Journalist Jomaa Akash was threatened with violence by a local clan in Raqqa, Syria, after a report he produced on drug trafficking in the city. (Photo: Jomaa Akash)

Journalist threatened after reporting on drug trafficking in northern Syria

Since June 10, 2024, Syrian journalist Jomaa Akash, a correspondent for the Saudi state-owned broadcasters Al Arabiya and Al Hadath, has received threats of violence on social media, according to statements by the independent Syrian Journalists Association (SYJA) and Syrian Kurdish Journalists Network, and the journalist who spoke to CPJ. 

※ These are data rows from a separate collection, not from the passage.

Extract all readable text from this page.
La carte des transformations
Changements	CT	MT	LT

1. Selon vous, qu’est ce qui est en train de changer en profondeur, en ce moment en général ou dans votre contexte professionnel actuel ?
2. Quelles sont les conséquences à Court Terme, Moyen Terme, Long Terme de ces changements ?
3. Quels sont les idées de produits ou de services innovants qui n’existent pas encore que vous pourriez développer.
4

The threats followed Akash’s June 9 Al Hadath report about a growing problem of drug trafficking in the northern city of Raqqa, which included interviews with local women who had been exploited by the trade and victimized by drug consumption. The report also explained how the ongoing conflict in Syria pushed this illegal trade to the forefront in Raqqa, which was previously occupied and controlled by the militant Islamic State group.

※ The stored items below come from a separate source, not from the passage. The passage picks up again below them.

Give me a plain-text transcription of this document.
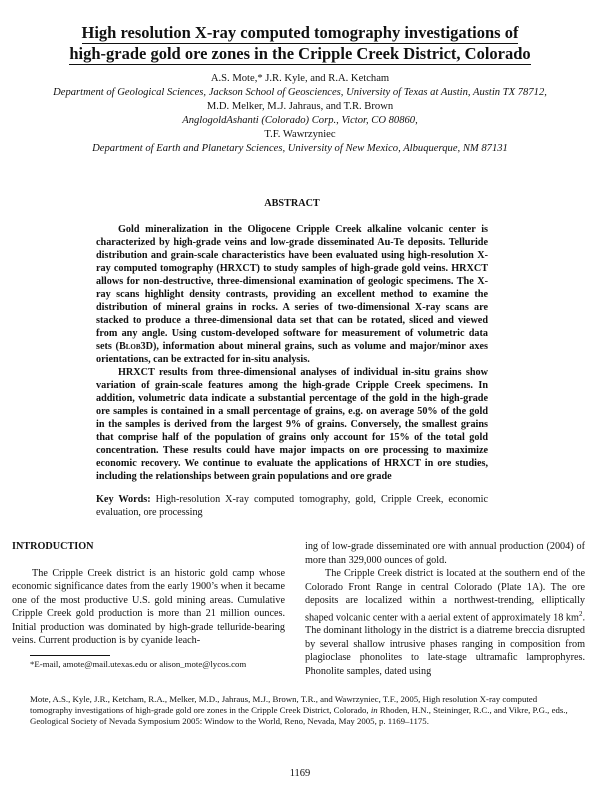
High resolution X-ray computed tomography investigations of
high-grade gold ore zones in the Cripple Creek District, Colorado
A.S. Mote,* J.R. Kyle, and R.A. Ketcham
Department of Geological Sciences, Jackson School of Geosciences, University of Texas at Austin, Austin TX 78712,
M.D. Melker, M.J. Jahraus, and T.R. Brown
AnglogoldAshanti (Colorado) Corp., Victor, CO 80860,
T.F. Wawrzyniec
Department of Earth and Planetary Sciences, University of New Mexico, Albuquerque, NM 87131
ABSTRACT

Gold mineralization in the Oligocene Cripple Creek alkaline volcanic center is characterized by high-grade veins and low-grade disseminated Au-Te deposits. Telluride distribution and grain-scale characteristics have been evaluated using high-resolution X-ray computed tomography (HRXCT) to study samples of high-grade gold veins. HRXCT allows for non-destructive, three-dimensional examination of geologic specimens. The X-ray scans highlight density contrasts, providing an excellent method to examine the distribution of mineral grains in rocks. A series of two-dimensional X-ray scans are stacked to produce a three-dimensional data set that can be rotated, sliced and viewed from any angle. Using custom-developed software for measurement of volumetric data sets (Blob3D), information about mineral grains, such as volume and major/minor axes orientations, can be extracted for in-situ analysis.

HRXCT results from three-dimensional analyses of individual in-situ grains show variation of grain-scale features among the high-grade Cripple Creek specimens. In addition, volumetric data indicate a substantial percentage of the gold in the high-grade ore samples is contained in a small percentage of grains, e.g. on average 50% of the gold in the samples is derived from the largest 9% of grains. Conversely, the smallest grains that comprise half of the population of grains only account for 15% of the total gold concentration. These results could have major impacts on ore processing to maximize economic recovery. We continue to evaluate the applications of HRXCT in ore studies, including the relationships between grain populations and ore grade

Key Words: High-resolution X-ray computed tomography, gold, Cripple Creek, economic evaluation, ore processing
INTRODUCTION

The Cripple Creek district is an historic gold camp whose economic significance dates from the early 1900’s when it became one of the most productive U.S. gold mining areas. Cumulative Cripple Creek gold production is more than 21 million ounces. Initial production was dominated by high-grade telluride-bearing veins. Current production is by cyanide leach-

ing of low-grade disseminated ore with annual production (2004) of more than 329,000 ounces of gold.

The Cripple Creek district is located at the southern end of the Colorado Front Range in central Colorado (Plate 1A). The ore deposits are localized within a northwest-trending, elliptically shaped volcanic center with a aerial extent of approximately 18 $km^2$. The dominant lithology in the district is a diatreme breccia disrupted by several shallow intrusive phases ranging in composition from plagioclase phonolites to late-stage ultramafic lamprophyres. Phonolite samples, dated using

*E-mail, amote@mail.utexas.edu or alison_mote@lycos.com
Mote, A.S., Kyle, J.R., Ketcham, R.A., Melker, M.D., Jahraus, M.J., Brown, T.R., and Wawrzyniec, T.F., 2005, High resolution X-ray computed tomography investigations of high-grade gold ore zones in the Cripple Creek District, Colorado, in Rhoden, H.N., Steininger, R.C., and Vikre, P.G., eds., Geological Society of Nevada Symposium 2005: Window to the World, Reno, Nevada, May 2005, p. 1169–1175.
1169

Akash told CPJ that his report was taken out of context and was interpreted as if it was targeting the reputation of Raqqa, its residents, and its women when the report highlighted the dangers of the growing drug business amid economic collapse.

The leader of Al Afadila, one of Raqqa’s largest and oldest clans with considerable local authority in the city, posted a video to Facebook on June 11 of four clan leaders addressing Akash, threatening him with violence if he entered Raqqa, and banning him from the city.

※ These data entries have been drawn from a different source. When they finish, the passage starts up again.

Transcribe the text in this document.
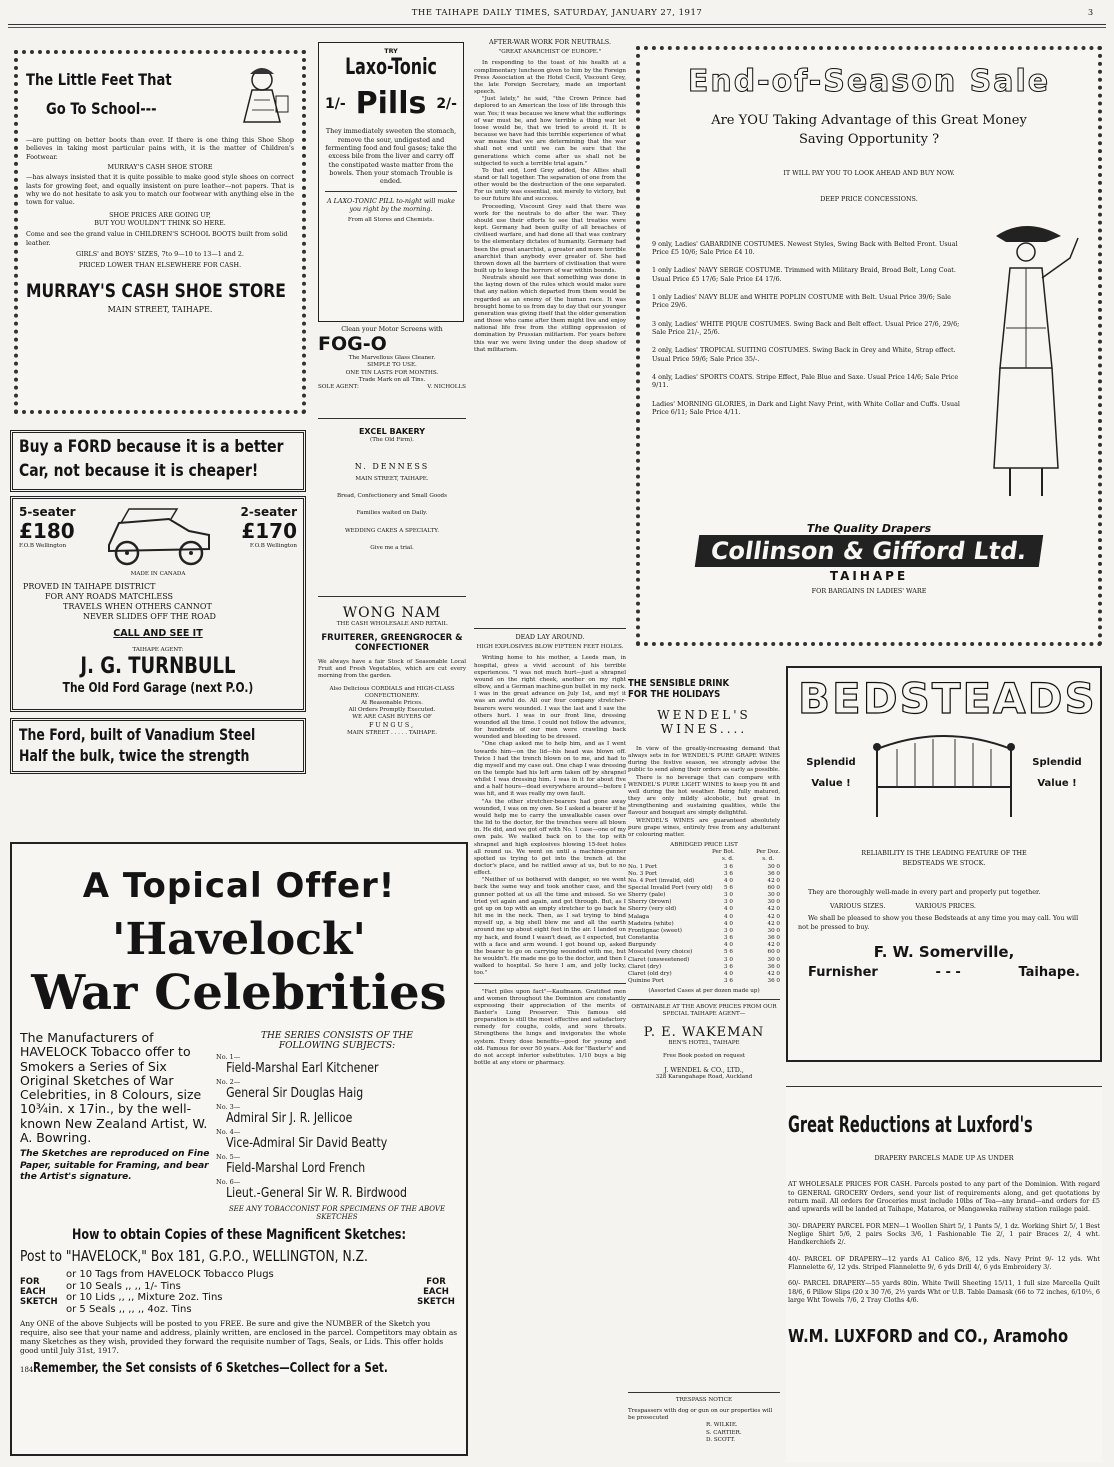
THE TAIHAPE DAILY TIMES, SATURDAY, JANUARY 27, 1917	3
The Little Feet That
Go To School---

—are putting on better boots than ever. If there is one thing this Shoe Shop believes in taking most particular pains with, it is the matter of Children's Footwear.

MURRAY'S CASH SHOE STORE

—has always insisted that it is quite possible to make good style shoes on correct lasts for growing feet, and equally insistent on pure leather—not papers. That is why we do not hesitate to ask you to match our footwear with anything else in the town for value.

SHOE PRICES ARE GOING UP,

BUT YOU WOULDN'T THINK SO HERE.

Come and see the grand value in CHILDREN'S SCHOOL BOOTS built from solid leather.

GIRLS' and BOYS' SIZES, 7to 9—10 to 13—1 and 2.

PRICED LOWER THAN ELSEWHERE FOR CASH.

MURRAY'S CASH SHOE STORE

MAIN STREET, TAIHAPE.

TRY

Laxo-Tonic
1/- Pills 2/-

They immediately sweeten the stomach, remove the sour, undigested and fermenting food and foul gases; take the excess bile from the liver and carry off the constipated waste matter from the bowels. Then your stomach Trouble is ended.

A LAXO-TONIC PILL to-night will make you right by the morning.

From all Stores and Chemists.

Clean your Motor Screens with

FOG-O

The Marvellous Glass Cleaner.

SIMPLE TO USE.

ONE TIN LASTS FOR MONTHS.

Trade Mark on all Tins.

SOLE AGENT:	V. NICHOLLS

EXCEL BAKERY

(The Old Firm).

N. DENNESS

MAIN STREET, TAIHAPE.

Bread, Confectionery and Small Goods

Families waited on Daily.

WEDDING CAKES A SPECIALTY.

Give me a trial.

WONG NAM

THE CASH WHOLESALE AND RETAIL

FRUITERER, GREENGROCER & CONFECTIONER

We always have a fair Stock of Seasonable Local Fruit and Fresh Vegetables, which are cut every morning from the garden.

Also Delicious CORDIALS and HIGH-CLASS CONFECTIONERY.

At Reasonable Prices.

All Orders Promptly Executed.

WE ARE CASH BUYERS OF

FUNGUS,

MAIN STREET . . . . . TAIHAPE.

Buy a FORD because it is a better
Car, not because it is cheaper!
5-seater
£180
F.O.B Wellington
2-seater
£170
F.O.B Wellington

MADE IN CANADA

PROVED IN TAIHAPE DISTRICT

FOR ANY ROADS MATCHLESS

TRAVELS WHEN OTHERS CANNOT

NEVER SLIDES OFF THE ROAD

CALL AND SEE IT

TAIHAPE AGENT:

J. G. TURNBULL
The Old Ford Garage (next P.O.)
The Ford, built of Vanadium Steel
Half the bulk, twice the strength

AFTER-WAR WORK FOR NEUTRALS.

"GREAT ANARCHIST OF EUROPE."

In responding to the toast of his health at a complimentary luncheon given to him by the Foreign Press Association at the Hotel Cecil, Viscount Grey, the late Foreign Secretary, made an important speech.

"Just lately," he said, "the Crown Prince had deplored to an American the loss of life through this war. Yes; it was because we knew what the sufferings of war must be, and how terrible a thing war let loose would be, that we tried to avoid it. It is because we have had this terrible experience of what war means that we are determining that the war shall not end until we can be sure that the generations which come after us shall not be subjected to such a terrible trial again."

To that end, Lord Grey added, the Allies shall stand or fall together. The separation of one from the other would be the destruction of the one separated. For us unity was essential, not merely to victory, but to our future life and success.

Proceeding, Viscount Grey said that there was work for the neutrals to do after the war. They should use their efforts to see that treaties were kept. Germany had been guilty of all breaches of civilised warfare, and had done all that was contrary to the elementary dictates of humanity. Germany had been the great anarchist, a greater and more terrible anarchist than anybody ever greater of. She had thrown down all the barriers of civilisation that were built up to keep the horrors of war within bounds.

Neutrals should see that something was done in the laying down of the rules which would make sure that any nation which departed from them would be regarded as an enemy of the human race. It was brought home to us from day to day that our younger generation was giving itself that the older generation and those who came after them might live and enjoy national life free from the stifling oppression of domination by Prussian militarism. For years before this war we were living under the deep shadow of that militarism.

DEAD LAY AROUND.

HIGH EXPLOSIVES BLOW FIFTEEN FEET HOLES.

Writing home to his mother, a Leeds man, in hospital, gives a vivid account of his terrible experiences. "I was not much hurt—just a shrapnel wound on the right cheek, another on my right elbow, and a German machine-gun bullet in my neck. I was in the great advance on July 1st, and my! it was an awful do. All our four company stretcher-bearers were wounded. I was the last and I saw the others hurt. I was in our front line, dressing wounded all the time. I could not follow the advance, for hundreds of our men were crawling back wounded and bleeding to be dressed.

"One chap asked me to help him, and as I went towards him—on the lid—his head was blown off. Twice I had the trench blown on to me, and had to dig myself and my case out. One chap I was dressing on the temple had his left arm taken off by shrapnel whilst I was dressing him. I was in it for about five and a half hours—dead everywhere around—before I was hit, and it was really my own fault.

"As the other stretcher-bearers had gone away wounded, I was on my own. So I asked a bearer if he would help me to carry the unwalkable cases over the lid to the doctor, for the trenches were all blown in. He did, and we got off with No. 1 case—one of my own pals. We walked back on to the top with shrapnel and high explosives blowing 15-feet holes all round us. We went on until a machine-gunner spotted us trying to get into the trench at the doctor's place, and he rattled away at us, but to no effect.

"Neither of us bothered with danger, so we went back the same way and took another case, and the gunner potted at us all the time and missed. So we tried yet again and again, and got through. But, as I got up on top with an empty stretcher to go back he hit me in the neck. Then, as I sat trying to bind myself up, a big shell blew me and all the earth around me up about eight feet in the air. I landed on my back, and found I wasn't dead, as I expected, but with a face and arm wound. I got bound up, asked the bearer to go on carrying wounded with me, but he wouldn't. He made me go to the doctor, and then I walked to hospital. So here I am, and jolly lucky, too."

"Fact piles upon fact"—Kaufmann. Gratified men and women throughout the Dominion are constantly expressing their appreciation of the merits of Baxter's Lung Preserver. This famous old preparation is still the most effective and satisfactory remedy for coughs, colds, and sore throats. Strengthens the lungs and invigorates the whole system. Every dose benefits—good for young and old. Famous for over 50 years. Ask for "Baxter's" and do not accept inferior substitutes. 1/10 buys a big bottle at any store or pharmacy.

End-of-Season Sale

Are YOU Taking Advantage of this Great Money

Saving Opportunity ?

IT WILL PAY YOU TO LOOK AHEAD AND BUY NOW.

DEEP PRICE CONCESSIONS.

9 only, Ladies' GABARDINE COSTUMES. Newest Styles, Swing Back with Belted Front. Usual Price £5 10/6; Sale Price £4 10.

1 only Ladies' NAVY SERGE COSTUME. Trimmed with Military Braid, Broad Belt, Long Coat. Usual Price £5 17/6; Sale Price £4 17/6.

1 only Ladies' NAVY BLUE and WHITE POPLIN COSTUME with Belt. Usual Price 39/6; Sale Price 29/6.

3 only, Ladies' WHITE PIQUE COSTUMES. Swing Back and Belt effect. Usual Price 27/6, 29/6; Sale Price 21/-, 25/6.

2 only, Ladies' TROPICAL SUITING COSTUMES. Swing Back in Grey and White, Strap effect. Usual Price 59/6; Sale Price 35/-.

4 only, Ladies' SPORTS COATS. Stripe Effect, Pale Blue and Saxe. Usual Price 14/6; Sale Price 9/11.

Ladies' MORNING GLORIES, in Dark and Light Navy Print, with White Collar and Cuffs. Usual Price 6/11; Sale Price 4/11.

The Quality Drapers

Collinson & Gifford Ltd.

TAIHAPE

FOR BARGAINS IN LADIES' WARE

THE SENSIBLE DRINK
FOR THE HOLIDAYS

WENDEL'S

WINES....

In view of the greatly-increasing demand that always sets in for WENDEL'S PURE GRAPE WINES during the festive season, we strongly advise the public to send along their orders as early as possible.

There is no beverage that can compare with WENDEL'S PURE LIGHT WINES to keep you fit and well during the hot weather. Being fully matured, they are only mildly alcoholic, but great in strengthening and sustaining qualities, while the flavour and bouquet are simply delightful.

WENDEL'S WINES are guaranteed absolutely pure grape wines, entirely free from any adulterant or colouring matter.

ABRIDGED PRICE LIST

Per Bot.	Per Doz.
s. d.	s. d.
No. 1 Port	3 6	30 0
No. 3 Port	3 6	36 0
No. 4 Port (invalid, old)	4 0	42 0
Special Invalid Port (very old)	5 6	60 0
Sherry (pale)	3 0	30 0
Sherry (brown)	3 0	30 0
Sherry (very old)	4 0	42 0
Malaga	4 0	42 0
Madeira (white)	4 0	42 0
Frontignac (sweet)	3 0	30 0
Constantia	3 6	36 0
Burgundy	4 0	42 0
Moscatel (very choice)	5 6	60 0
Claret (unsweetened)	3 0	30 0
Claret (dry)	3 6	36 0
Claret (old dry)	4 0	42 0
Quinine Port	3 6	36 0

(Assorted Cases at per dozen made up)

OBTAINABLE AT THE ABOVE PRICES FROM OUR SPECIAL TAIHAPE AGENT—

P. E. WAKEMAN

BEN'S HOTEL, TAIHAPE

Free Book posted on request

J. WENDEL & CO., LTD.,

328 Karangahape Road, Auckland

TRESPASS NOTICE

Trespassers with dog or gun on our properties will be prosecuted

R. WILKIE.

S. CARTIER.

D. SCOTT.

BEDSTEADS

Splendid

Value !

Splendid

Value !

RELIABILITY IS THE LEADING FEATURE OF THE

BEDSTEADS WE STOCK.

They are thoroughly well-made in every part and properly put together.

VARIOUS SIZES.	VARIOUS PRICES.

We shall be pleased to show you these Bedsteads at any time you may call. You will not be pressed to buy.

F. W. Somerville,

Furnisher	- - -	Taihape.
Great Reductions at Luxford's

DRAPERY PARCELS MADE UP AS UNDER

AT WHOLESALE PRICES FOR CASH. Parcels posted to any part of the Dominion. With regard to GENERAL GROCERY Orders, send your list of requirements along, and get quotations by return mail. All orders for Groceries must include 10lbs of Tea—any brand—and orders for £5 and upwards will be landed at Taihape, Mataroa, or Mangaweka railway station railage paid.

30/- DRAPERY PARCEL FOR MEN—1 Woollen Shirt 5/, 1 Pants 5/, 1 dz. Working Shirt 5/, 1 Best Neglige Shirt 5/6, 2 pairs Socks 3/6, 1 Fashionable Tie 2/, 1 pair Braces 2/, 4 wht. Handkerchiefs 2/.

40/- PARCEL OF DRAPERY—12 yards A1 Calico 8/6, 12 yds. Navy Print 9/- 12 yds. Wht Flannelette 6/, 12 yds. Striped Flannelette 9/, 6 yds Drill 4/, 6 yds Embroidery 3/.

60/- PARCEL DRAPERY—55 yards 80in. White Twill Sheeting 15/11, 1 full size Marcella Quilt 18/6, 6 Pillow Slips (20 x 30 7/6, 2½ yards Wht or U.B. Table Damask (66 to 72 inches, 6/10½, 6 large Wht Towels 7/6, 2 Tray Cloths 4/6.

W.M. LUXFORD and CO., Aramoho
A Topical Offer!
'Havelock'
War Celebrities

The Manufacturers of HAVELOCK Tobacco offer to Smokers a Series of Six Original Sketches of War Celebrities, in 8 Colours, size 10¾in. x 17in., by the well-known New Zealand Artist, W. A. Bowring.

The Sketches are reproduced on Fine Paper, suitable for Framing, and bear the Artist's signature.

THE SERIES CONSISTS OF THE

FOLLOWING SUBJECTS:

No. 1—
Field-Marshal Earl Kitchener
No. 2—
General Sir Douglas Haig
No. 3—
Admiral Sir J. R. Jellicoe
No. 4—
Vice-Admiral Sir David Beatty
No. 5—
Field-Marshal Lord French
No. 6—
Lieut.-General Sir W. R. Birdwood

SEE ANY TOBACCONIST FOR SPECIMENS OF THE ABOVE SKETCHES

How to obtain Copies of these Magnificent Sketches:
Post to "HAVELOCK," Box 181, G.P.O., WELLINGTON, N.Z.

FOR EACH SKETCH

or 10 Tags from HAVELOCK Tobacco Plugs

or 10 Seals ,, ,, 1/- Tins

or 10 Lids ,, ,, Mixture 2oz. Tins

or 5 Seals ,, ,, ,, 4oz. Tins

FOR EACH SKETCH

Any ONE of the above Subjects will be posted to you FREE. Be sure and give the NUMBER of the Sketch you require, also see that your name and address, plainly written, are enclosed in the parcel. Competitors may obtain as many Sketches as they wish, provided they forward the requisite number of Tags, Seals, or Lids. This offer holds good until July 31st, 1917.

184 Remember, the Set consists of 6 Sketches—Collect for a Set.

The leaders also called for “holding the journalist accountable and suspending him from work,” and demanded that the channel issue an apology from the city’s residents and delete the report. The news channel broadcasted the right of reply from Raqqa city, without agreeing to remove its report.

“After one of the clan representatives appeared in that video threatening me with violence and banning me from entering Raqqa, people followed his lead online, and the amount of threats I have received doubled.” Akash told CPJ. “I tried to explain to my attackers that the report was taken out of context, but the power the clans have on the ground in Raqqa makes it harder to argue against,” Akash added, saying that clans are a trusted entity in Raqqa and he fears that their threats might translate into real violence against him.

Akash told CPJ that he contacted the Syrian Democratic Forces and the Autonomous Authorities of the North and East Syria Region, two entities responsible for maintaining safety in the autonomous region, to protect him in accordance with the law because he is a licensed media worker, but so far, they have not taken any action to ensure his safety.

CPJ’s messages to the Autonomous Authorities of the North and East Syria Region and Syrian Democratic Forces requesting information about Akash’s case did not receive a response.

Clan representatives who spoke to CPJ on the condition of anonymity said Akash’s report had accurate information and many truths but also had some exaggerations. They told CPJ that the threats Akash is facing are unacceptable and no journalist should be threatened for doing their job.